Such are the more important facts of Morphology, Physiology, and Distribution, which make up the sum of our present knowledge of the Biology of Crayfishes. The imperfection of that knowledge, especially as regards the relations between Morphology and Distribution, becomes a serious drawback when we attack the final problem of Biology, which is to find out why animals of such structure and active powers, and so localized, exist?
[36] On three extinct Astaci from the freshwater Tertiary of Idaho. Proceedings of the American Philosophical Society, 1869–70.
[37] Neue Fische und Krebse aus der Kreide von Westphalen. Palæontographica, Bd. XV., p. 302; tab. XLIV., figs. 4 and 5.
It would appear difficult to frame more than two fundamental hypotheses in attempting to solve this problem. Either we must seek the origin of crayfishes in conditions extraneous to the ordinary course of natural {318} operations, by what is commonly termed Creation; or we must seek for it in conditions afforded by the usual course of nature, when the hypothesis assumes some shape of the doctrine of Evolution. And there are two forms of the latter hypothesis; for, it may be assumed, on the one hand, that crayfishes have come into existence, independently of any other form of living matter, which is the hypothesis of spontaneous or equivocal generation, or abiogenesis; or, on the other hand, we may suppose that crayfishes have resulted from the modification of some other form of living matter; and this is what, to borrow a useful word from the French language, is known as transformism.
I do not think that any hypothesis respecting the origin of crayfishes can be suggested, which is not referable to one or other of these, or to a combination of them.
As regards the hypothesis of creation, little need be said. From a scientific point of view, the adoption of this speculation is the same thing as an admission that the problem is not susceptible of solution. Moreover, the proposition that a given thing has been created, whether true or false, is not capable of proof. By the nature of the case direct evidence of the fact is not obtainable. The only indirect evidence is such as amounts to proof that natural agencies are incompetent to cause the existence of the thing in question. But such evidence is out of our reach. The most that {319} can be proved, in any case, is that no known natural cause is competent to produce a given effect; and it is an obvious blunder to confound the demonstration of our own ignorance with a proof of the impotence of natural causes. However, apart from the philosophical worthlessness of the hypothesis of creation, it would be a waste of time to discuss a view which no one upholds. And, unless I am greatly mistaken, at the present day, no one possessed of knowledge sufficient to give his opinion importance is prepared to maintain that the ancestors of the various species of crayfish were fabricated out of inorganic matter, or brought from nothingness into being, by a creative fiat.

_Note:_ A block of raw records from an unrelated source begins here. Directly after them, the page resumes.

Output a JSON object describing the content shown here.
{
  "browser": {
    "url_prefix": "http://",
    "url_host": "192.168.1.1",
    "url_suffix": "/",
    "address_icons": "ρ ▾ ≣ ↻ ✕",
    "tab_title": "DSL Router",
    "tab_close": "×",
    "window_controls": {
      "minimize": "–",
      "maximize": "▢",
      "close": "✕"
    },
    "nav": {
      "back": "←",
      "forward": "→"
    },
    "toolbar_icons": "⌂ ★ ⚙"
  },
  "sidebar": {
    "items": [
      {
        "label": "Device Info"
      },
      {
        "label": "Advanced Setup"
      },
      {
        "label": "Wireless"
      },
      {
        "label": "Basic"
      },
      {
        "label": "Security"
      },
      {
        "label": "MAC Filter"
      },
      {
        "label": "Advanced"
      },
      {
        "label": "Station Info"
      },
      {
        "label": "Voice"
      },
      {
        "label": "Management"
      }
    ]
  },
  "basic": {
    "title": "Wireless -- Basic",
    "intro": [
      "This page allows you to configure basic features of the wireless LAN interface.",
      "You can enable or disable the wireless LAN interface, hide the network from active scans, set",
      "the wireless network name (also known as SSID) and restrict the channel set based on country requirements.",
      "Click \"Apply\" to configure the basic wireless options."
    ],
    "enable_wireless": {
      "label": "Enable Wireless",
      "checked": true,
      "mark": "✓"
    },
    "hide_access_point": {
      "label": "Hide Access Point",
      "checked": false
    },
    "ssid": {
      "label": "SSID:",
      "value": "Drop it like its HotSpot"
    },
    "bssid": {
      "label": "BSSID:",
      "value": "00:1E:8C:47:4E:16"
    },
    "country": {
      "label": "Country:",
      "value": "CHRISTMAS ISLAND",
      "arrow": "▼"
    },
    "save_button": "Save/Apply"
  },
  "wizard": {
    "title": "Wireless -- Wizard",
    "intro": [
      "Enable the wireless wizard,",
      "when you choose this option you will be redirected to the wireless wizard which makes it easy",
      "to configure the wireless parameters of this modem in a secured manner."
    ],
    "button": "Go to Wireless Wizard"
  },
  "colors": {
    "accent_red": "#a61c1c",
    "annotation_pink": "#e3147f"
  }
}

Our only refuge, therefore, appears to be the hypothesis of evolution. And, with respect to the doctrine of abiogenesis, we may also, in view of a proper economy of labour, postpone its discussion until such time as the smallest fragment of evidence that a crayfish can be evolved by natural agencies from not living matter, is brought forward.
In the meanwhile, the hypothesis of transformism remains in possession of the field; and the only profitable inquiry is, how far are the facts susceptible of interpretation, on the hypothesis that all the existing kinds of crayfish are the product of the metamorphosis of other forms of living beings; and that the biological phenomena which they exhibit are the results of the interaction, through past time, of two series of {320} factors: the one, a process of morphological and concomitant physiological modification; the other, a process of change in the condition of the earth’s surface.
If we set aside, as not worth serious consideration, the assumption that the Astacus torrentium of Britain was originally created apart from the Astacus torrentium of the Continent; it follows, either that this crayfish has passed across the sea by voluntary or involuntary migration; or that the Astacus torrentium existed before the English Channel, and spread into England while these islands were still continuous with the European mainland; and that the present isolation of the English crayfishes from the members of the same species on the Continent is to be accounted for by those changes in the physical geography of western Europe which, as there is abundant evidence to prove, have separated the British Islands from the mainland.
There is no evidence that our crayfish has been purposely introduced by human agency into Great Britain; and from the mode of life of crayfish and the manner in which the eggs are carried about by the parent during their development, transport by birds or floating timber would seem to be out of the question. Again, although Astacus nobilis is said to venture into the brackish waters of the Gulf of Finland, and A. leptodactylus, as we have seen, makes itself at home in the more or less salt Caspian, there is no reason to believe that Astacus torrentium is capable of existing in {321} sea-water, still less of crossing the many miles of sea which separate England from even the nearest point of the Continent. In fact, the existence of the same kind of crayfish on both sides of the Channel appears to be only a case of the general truth, that the Fauna of the British Islands is identical with a part of that of the Continent; and as our foxes, badgers, and moles certainly have neither swum across, nor been transported by man, but existed in Britain while it was still continuous with western Europe, and have been isolated by the subsequent intervention of the sea, so we may confidently explain the presence of Astacus torrentium by reference to the same operation.